Mathematical Induction Question

Let the proposition P(n) be 2^n > n^2 for n > 4.
1. Consider P(5),
L.H.S.
= 2 ^ 5 = 32
R.H.S.
= 5 ^ 2 = 25
L.H.S. > R.H.S.
So P(5) is true.

2. Assume that P(k) is true.
i.e. 2^k > k^2 for k > 4

3. Consider P(k + 1),
L.H.S.
= 2^(k + 1)
= 2 * 2^k
> 2 * k^2
= k^2 + k^2
> k^2 + 4k [because k > 4, k^2 > 4k where k is positive]
= k^2 + 2k + 2k
> k^2 + 2k + 1 [because k > 4, 2k > 8 > 1]
= (k + 1)^2
L.H.S. > R.H.S.
So P(k + 1) is also true if P(k) is true.

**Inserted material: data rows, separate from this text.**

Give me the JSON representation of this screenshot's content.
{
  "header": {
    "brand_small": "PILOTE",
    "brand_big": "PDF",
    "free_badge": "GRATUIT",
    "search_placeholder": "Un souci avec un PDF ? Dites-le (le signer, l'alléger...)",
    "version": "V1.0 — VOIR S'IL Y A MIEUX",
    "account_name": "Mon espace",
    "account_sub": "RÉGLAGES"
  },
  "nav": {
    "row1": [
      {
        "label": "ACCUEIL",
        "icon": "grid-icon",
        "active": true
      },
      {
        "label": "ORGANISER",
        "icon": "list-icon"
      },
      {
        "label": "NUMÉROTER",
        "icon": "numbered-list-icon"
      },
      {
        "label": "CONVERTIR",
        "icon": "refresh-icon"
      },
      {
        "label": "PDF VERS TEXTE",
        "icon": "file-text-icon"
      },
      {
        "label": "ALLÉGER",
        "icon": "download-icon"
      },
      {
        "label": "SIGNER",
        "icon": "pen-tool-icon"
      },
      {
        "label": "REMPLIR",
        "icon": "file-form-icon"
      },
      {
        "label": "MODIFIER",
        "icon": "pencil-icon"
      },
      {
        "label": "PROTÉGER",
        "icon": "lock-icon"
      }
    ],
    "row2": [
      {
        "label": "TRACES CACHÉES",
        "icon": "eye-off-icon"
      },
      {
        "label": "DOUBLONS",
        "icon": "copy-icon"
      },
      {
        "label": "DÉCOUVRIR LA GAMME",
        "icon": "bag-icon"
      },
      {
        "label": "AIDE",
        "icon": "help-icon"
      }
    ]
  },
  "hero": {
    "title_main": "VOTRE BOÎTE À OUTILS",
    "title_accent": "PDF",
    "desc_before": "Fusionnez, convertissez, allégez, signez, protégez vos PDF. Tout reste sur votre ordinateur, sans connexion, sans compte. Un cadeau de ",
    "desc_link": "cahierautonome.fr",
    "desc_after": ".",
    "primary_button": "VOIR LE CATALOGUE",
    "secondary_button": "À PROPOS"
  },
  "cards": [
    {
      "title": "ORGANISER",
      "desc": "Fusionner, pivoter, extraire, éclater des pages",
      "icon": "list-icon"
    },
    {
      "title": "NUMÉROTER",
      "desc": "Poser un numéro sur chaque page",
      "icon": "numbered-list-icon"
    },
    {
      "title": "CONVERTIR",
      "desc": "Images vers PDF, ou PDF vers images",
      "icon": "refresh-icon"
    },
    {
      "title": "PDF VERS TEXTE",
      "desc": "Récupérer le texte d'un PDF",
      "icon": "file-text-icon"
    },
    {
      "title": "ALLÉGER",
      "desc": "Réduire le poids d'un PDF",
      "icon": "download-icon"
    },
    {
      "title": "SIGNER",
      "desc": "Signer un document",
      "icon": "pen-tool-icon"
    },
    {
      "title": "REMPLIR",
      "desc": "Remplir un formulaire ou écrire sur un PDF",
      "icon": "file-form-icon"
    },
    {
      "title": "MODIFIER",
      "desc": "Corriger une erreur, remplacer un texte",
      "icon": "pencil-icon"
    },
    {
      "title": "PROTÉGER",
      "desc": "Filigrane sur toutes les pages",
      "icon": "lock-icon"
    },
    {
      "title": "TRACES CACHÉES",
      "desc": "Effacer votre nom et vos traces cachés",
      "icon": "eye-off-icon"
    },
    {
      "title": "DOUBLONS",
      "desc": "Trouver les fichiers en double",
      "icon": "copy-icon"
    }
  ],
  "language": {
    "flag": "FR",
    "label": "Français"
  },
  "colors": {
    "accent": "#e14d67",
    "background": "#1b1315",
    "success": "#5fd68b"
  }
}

Therefore, the proposition is true for n > 4.

Sub n=5
>5²
32>25
∴2^n＞n² when n＞4.

sub n=k
2^k>k² when n＞4.

snb n=k+1
2^(k+1)>(k+1)²
2^k × 2 >k²+2k+1
...........

Base Case: when n = 5, lhs = 2^5 = 32 and rhs = 5^2 = 25, => lhs > rhs. The statement holds when n = 5.

Assume the statement is true for n = k, i.e. 2^k > k^2.
For n=k+1, 2^(k+1) - (k+1)^2 = 2x2^k - (k^2 + 2k + 1) > k^2 - 2k - 1 = k^2 - 2k + 1 - 2
= (k - 1)^2 - 2
> (4 - 1)^2 - 2
= 7 > 0 for k > 4
The statement is also true for n = k + 1.

Therefore the statement is true for all n > 4.